I'm chiming in here since my employer has a few web archives from the IA and some other organizations.

That 10x average seems to be a bit off considering our data, which is of course spotty since it's crawled by a third party.

But to give some numbers, in one of our experiments we filtered web sites from the archive for known entities and got 307,426,990 unique URLs that contained at least two of those entities (625,830,566 non unique) and in there were only 5,331,272 unique hosts. That archive contains roughly 3 billion crawled files (containing not only HTML, but also other MIME types) and covers mostly the German web over a few years.

There are a lot of hosts that have millions of pages. To name a few: Amazon, Wordpress, Ebay, all kinds of forums, banks even. For instance, www.postbank.de has over a million pages and they were not re-crawled nearly that often.

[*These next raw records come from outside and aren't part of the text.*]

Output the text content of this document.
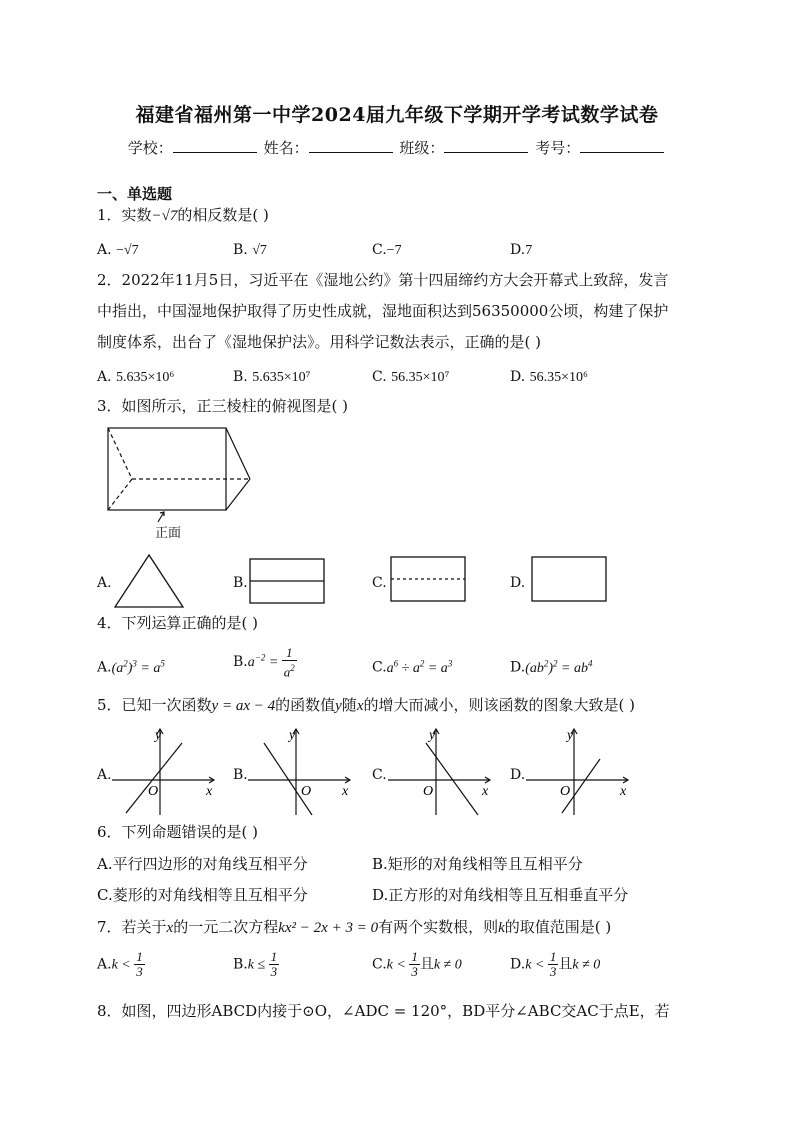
福建省福州第一中学2024届九年级下学期开学考试数学试卷
学校：	姓名：	班级：	考号：
一、单选题
1．实数−√7的相反数是( )
A. −√7	B. √7	C.−7	D.7
2．2022年11月5日，习近平在《湿地公约》第十四届缔约方大会开幕式上致辞，发言
中指出，中国湿地保护取得了历史性成就，湿地面积达到56350000公顷，构建了保护
制度体系，出台了《湿地保护法》。用科学记数法表示，正确的是( )
A. 5.635×10⁶	B. 5.635×10⁷	C. 56.35×10⁷	D. 56.35×10⁶
3．如图所示，正三棱柱的俯视图是( )
正面
A.	B.	C.	D.
4．下列运算正确的是( )
$A.(a^2)^3 = a^5$	$B.a^{-2} = \frac{1}{a^2}$	$C.a^6 \div a^2 = a^3$	$D.(ab^2)^2 = ab^4$
5．已知一次函数y = ax − 4的函数值y随x的增大而减小，则该函数的图象大致是( )
A.
y
x
O
B.
y
x
O
C.
y
x
O
D.
y
x
O
6．下列命题错误的是( )
A.平行四边形的对角线互相平分	B.矩形的对角线相等且互相平分
C.菱形的对角线相等且互相平分	D.正方形的对角线相等且互相垂直平分
7．若关于x的一元二次方程kx² − 2x + 3 = 0有两个实数根，则k的取值范围是( )
$A.k < \frac{1}{3}$	$B.k \le \frac{1}{3}$	$C.k < \frac{1}{3}$ 且k ≠ 0	$D.k < \frac{1}{3}$ 且k ≠ 0
8．如图，四边形ABCD内接于⊙O，∠ADC = 120°，BD平分∠ABC交AC于点E，若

logifail · on July 5, 2018

OT but why does postbank.de have over a million pages? Is there much|anything worth crawling there?

zabjh · on July 5, 2018

We never checked the details there. You can use https://web.archive.org/details/www.postbank.de and https://web.archive.org/web/*/postbank.de/* if you want to go exploring.

I assume a lot will be incorrect links and automatically generated pages as is often the case.

101km · on July 5, 2018

Your link also says:

> It must be noted that around 75% of websites today are not active, but parked domains or similar.

So actually more like 0.5B websites. Feels quite tiny. Seems most activity online really is behind walled gardens like FB.

Jacq5 · on July 5, 2018

You can check abstract statistics here: http://www.businessinsider.com/sandvine-bandwidth-data-shows...

So the majority bandwidth will be videos. But as for unique users - social media and Google does make up the majority.

zipppy · on July 9, 2018

I get what you're saying about it feeling quite tiny; however, look at it this way: that's like one active website for every 15 people on the planet!

dstick · on July 5, 2018

D'oh you're right, should've caught that :-)

mgliwka · on July 5, 2018

Crawling may be cheap, but you also want to save that data and make it queryable without waiting minutes for the response to a query. That makes it way more expensive.

anc84 · on July 6, 2018

> dozen of huge blogs vs tens of thousands of onepagers

Try crawling ONE wordpress blog with less than 10 posts and you will be surprised just how many pages there are due to pagination on different filters and sorting options, feeds, media pages, etc.

arendtio · on July 5, 2018

> So for a mere $41.760 you too can bootstrap your own Google! ;-)

I think the cost of fetching and parsing the data is much less than the cost of building an index and an engine to execute queries against that massive index.

q-base · on July 5, 2018

Haha I love the math and making it concrete :)

new_guy · on July 5, 2018

Yeah, the guy ripped himself off. You can crawl it yourself for next to nothing from home. I think everyone's written their own crawler at some point, it's literally web 101.